Dokładniejsze dane RynekPierwotny.pl pokazują, jakie zmiany struktury cenowej skutkowały prawie sześcioprocentową kwartalną podwyżką na wrocławskim rynku pierwotnym. Od kwietnia do czerwca br. w analizowanym mieście zmniejszył się przede wszystkim udział nowych „M” kosztujących 5000 zł/mkw. – 6000 zł/mkw. Ta zmiana została skompensowana przez wyraźny wzrost odsetka lokali z ceną 1 mkw. na poziomie ponad 8000 zł. Wspomniane mieszkania nie zainteresują typowego wrocławianina.

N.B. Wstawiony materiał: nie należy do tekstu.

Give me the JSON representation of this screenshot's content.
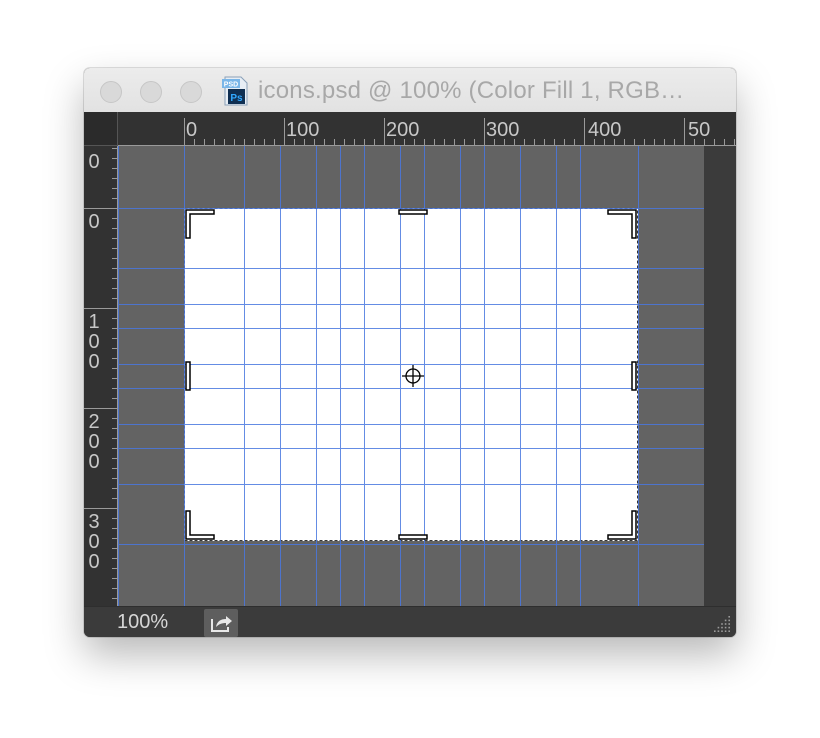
{
  "window": {
    "title": "icons.psd @ 100% (Color Fill 1, RGB…",
    "file_icon_label": "PSD",
    "app_badge": "Ps"
  },
  "rulers": {
    "horizontal_ticks": [
      "0",
      "100",
      "200",
      "300",
      "400",
      "50"
    ],
    "vertical_ticks": [
      "0",
      "0",
      "100",
      "200",
      "300"
    ]
  },
  "status": {
    "zoom": "100%"
  },
  "colors": {
    "canvas_background": "#636363",
    "document": "#ffffff",
    "guides": "#4a78e0",
    "chrome": "#323232"
  },
  "icons": [
    "photoshop-file-icon",
    "export-icon",
    "resize-grip-icon",
    "crosshair-icon"
  ]
}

Osoby, które planują w najbliższym czasie kupić mieszkanie z pomocą kredytu ostrzegamy, że w bankach, tak jak w innych firmach, trwa teraz okres urlopowy. Jednocześnie wciąż trafia do nich dużo wniosków kredytowych. – Według najnowszych danych BIK w czerwcu w całej Polsce złożono 19,5 tysiąca wniosków, czyli o 1,1 tysiąca więcej niż przed rokiem. Nie ma jeszcze danych za lipiec, ale z obserwacji klientów Expandera wynika, że zainteresowanie kredytami hipotecznymi nadal jest wysokie. Dlatego najbezpieczniej składać wnioski jednocześnie do aż trzech banków. W ten sposób zdecydowanie podnosimy swoje szanse na to, że otrzymamy finansowanie zanim minie termin zapisany w umowie przedwstępnej – komentuje Jarosław Sadowski, Expander.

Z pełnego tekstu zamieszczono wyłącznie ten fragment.